En La cresta de Ilión, como en otros de mis libros, me interesa trazar esa batalla, que a veces es dicha solo a medias, aunque la libramos milimétricamente, sin piedad, en el día a día.
Vivimos en regímenes que crean la ilusión que podemos escapar de nuestra propia materialidad: la novela se niega a aceptar esa hipótesis.
Hay una idea que atraviesa todo el libro en relación con la búsqueda de un manuscrito que permitiría recobrar el lenguaje. ¿En la escritura del pasado se encuentran las claves identitarias?
El pasado, decía Milorad Pavić, siempre está a punto de ocurrir.
Ya como fósil o como trauma, ya como espectro que amenaza su mismo por-venir, el pasado nos circunda y nos estructura y nos limita y también podría, con suerte, con maña, mostrarnos el camino de la liberación.
Escarbar en las capas geológicas de la experiencia y del lenguaje, des-sedimentar: eso es algo que puede hacer la escritura.
Como autora, una vez terminado un libro, ¿sientes que perdiste parte del universo que creaste o, por el contrario, te impregna por completo?
Hay un proceso de duelo, sin duda. Al contrario de lo que rezan los talleres de escritura en Estados Unidos, aquello de “escribe de lo que sabes”, yo escribo para saber.
Cuando un proceso de escritura llega a su fin es porque algo que no sabía –pero que intuía o me asediaba– ha emergido ya, usualmente no en forma de respuesta, incluso tampoco como otro modo de claridad, pero sí como un enigma con el que puedo seguir viviendo.
Por eso la palabra fin, que es un punto de llegada, también es, al mismo tiempo, el punto de partida.
Hablando del lenguaje, dentro de la novela surge una lengua inventada, que parece fraguarse en la casa del protagonista, pero a sus espaldas. ¿La lengua puede ser un refugio y una cárcel al mismo tiempo?
He vivido ya más de la mitad de mi vida en Estados Unidos, el segundo país hispanohablante del mundo, solo después de México. Soy una de las 50 o 60 millones de personas que hablan español, o una de las 11 o 12 millones de bilingües entre el español y el inglés. El español no es una lengua extranjera acá. Y, lejos de ser una lengua minoritaria, es una lengua minorizada.

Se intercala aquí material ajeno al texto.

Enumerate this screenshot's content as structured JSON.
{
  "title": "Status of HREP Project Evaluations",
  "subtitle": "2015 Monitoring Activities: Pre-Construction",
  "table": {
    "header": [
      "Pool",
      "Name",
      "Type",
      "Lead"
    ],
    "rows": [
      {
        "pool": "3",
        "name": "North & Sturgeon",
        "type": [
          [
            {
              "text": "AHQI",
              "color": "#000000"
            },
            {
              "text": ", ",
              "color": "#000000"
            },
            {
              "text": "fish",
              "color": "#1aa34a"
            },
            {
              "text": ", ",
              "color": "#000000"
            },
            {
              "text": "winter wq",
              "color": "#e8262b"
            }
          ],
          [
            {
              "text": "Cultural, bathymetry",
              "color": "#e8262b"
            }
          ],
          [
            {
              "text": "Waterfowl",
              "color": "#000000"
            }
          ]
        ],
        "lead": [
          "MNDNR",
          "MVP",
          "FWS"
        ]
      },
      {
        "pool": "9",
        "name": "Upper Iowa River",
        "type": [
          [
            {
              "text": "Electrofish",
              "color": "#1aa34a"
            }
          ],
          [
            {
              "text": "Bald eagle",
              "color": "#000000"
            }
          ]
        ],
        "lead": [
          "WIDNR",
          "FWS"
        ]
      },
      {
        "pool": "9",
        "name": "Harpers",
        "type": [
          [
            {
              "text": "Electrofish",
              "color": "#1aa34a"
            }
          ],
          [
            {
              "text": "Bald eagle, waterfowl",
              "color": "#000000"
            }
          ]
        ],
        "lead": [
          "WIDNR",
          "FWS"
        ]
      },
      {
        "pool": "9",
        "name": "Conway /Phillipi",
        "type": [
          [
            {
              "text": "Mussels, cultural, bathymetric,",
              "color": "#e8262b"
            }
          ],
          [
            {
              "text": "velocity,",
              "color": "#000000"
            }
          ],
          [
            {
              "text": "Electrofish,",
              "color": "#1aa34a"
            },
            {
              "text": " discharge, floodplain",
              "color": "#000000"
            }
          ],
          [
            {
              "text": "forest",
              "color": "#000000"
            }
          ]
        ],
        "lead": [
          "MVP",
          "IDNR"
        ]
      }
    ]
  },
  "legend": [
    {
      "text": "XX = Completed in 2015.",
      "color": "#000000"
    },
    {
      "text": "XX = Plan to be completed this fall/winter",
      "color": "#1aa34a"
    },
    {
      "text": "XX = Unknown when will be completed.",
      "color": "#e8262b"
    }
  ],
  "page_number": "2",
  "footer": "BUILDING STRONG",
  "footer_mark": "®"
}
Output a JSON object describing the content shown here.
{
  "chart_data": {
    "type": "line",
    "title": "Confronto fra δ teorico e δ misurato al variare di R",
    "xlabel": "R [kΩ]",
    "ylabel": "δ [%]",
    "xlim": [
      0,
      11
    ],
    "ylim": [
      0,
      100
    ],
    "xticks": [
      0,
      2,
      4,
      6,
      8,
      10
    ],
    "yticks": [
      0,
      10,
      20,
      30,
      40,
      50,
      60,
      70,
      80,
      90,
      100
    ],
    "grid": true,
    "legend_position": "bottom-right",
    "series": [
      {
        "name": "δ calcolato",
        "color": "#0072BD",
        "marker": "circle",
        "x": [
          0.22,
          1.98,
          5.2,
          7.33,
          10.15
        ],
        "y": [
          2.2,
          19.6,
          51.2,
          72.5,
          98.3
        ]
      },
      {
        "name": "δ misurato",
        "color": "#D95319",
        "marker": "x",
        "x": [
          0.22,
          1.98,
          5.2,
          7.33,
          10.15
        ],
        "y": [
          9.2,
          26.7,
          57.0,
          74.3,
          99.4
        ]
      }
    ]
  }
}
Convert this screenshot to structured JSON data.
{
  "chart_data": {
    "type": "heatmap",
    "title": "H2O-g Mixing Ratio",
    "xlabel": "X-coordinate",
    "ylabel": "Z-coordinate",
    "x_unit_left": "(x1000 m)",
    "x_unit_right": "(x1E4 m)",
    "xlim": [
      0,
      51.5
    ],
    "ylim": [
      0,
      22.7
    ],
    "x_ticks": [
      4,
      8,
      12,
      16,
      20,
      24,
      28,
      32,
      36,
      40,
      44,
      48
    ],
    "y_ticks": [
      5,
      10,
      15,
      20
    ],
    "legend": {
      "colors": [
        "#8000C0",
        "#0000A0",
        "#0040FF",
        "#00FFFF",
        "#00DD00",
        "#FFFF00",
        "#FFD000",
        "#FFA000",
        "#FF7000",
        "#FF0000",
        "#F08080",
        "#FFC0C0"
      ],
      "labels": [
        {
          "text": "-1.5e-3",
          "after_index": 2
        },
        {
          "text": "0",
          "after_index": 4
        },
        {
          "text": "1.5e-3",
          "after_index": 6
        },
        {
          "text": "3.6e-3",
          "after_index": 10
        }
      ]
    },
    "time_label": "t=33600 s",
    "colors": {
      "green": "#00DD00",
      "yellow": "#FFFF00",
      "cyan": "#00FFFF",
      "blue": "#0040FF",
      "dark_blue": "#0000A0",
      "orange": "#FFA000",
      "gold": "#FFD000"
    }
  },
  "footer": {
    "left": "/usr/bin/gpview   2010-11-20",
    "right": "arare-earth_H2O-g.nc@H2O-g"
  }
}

Los ataques al español, especialmente a sus comunidades de hablantes, han aumentado desde que Trump se convirtió en presidente y borró el español de la página web de la Casa Blanca.
Todo este contexto, y sus muchas flucutaciones, te vuelven especialmente sensible al lugar de la lengua como herramienta de dominio y también de resistencia. Tener una segunda lengua a la cual llegar para quitarte los zapatos después de un día largo puede ser, en efecto, un privilegio.
Pasar mensajes cifrados frente a muchedumbres de monolingües no solo puede ser visto como una travesura, sino también como una operación de rebeldía. Toda esa energía viva, lúdica, y también herida, forma parte de la creación de ese otro lenguaje inexpugnable que dos mujeres crean para producir el fuera de lugar de su anfitrión en su propia casa. Los migrantes sabemos de eso, digo yo.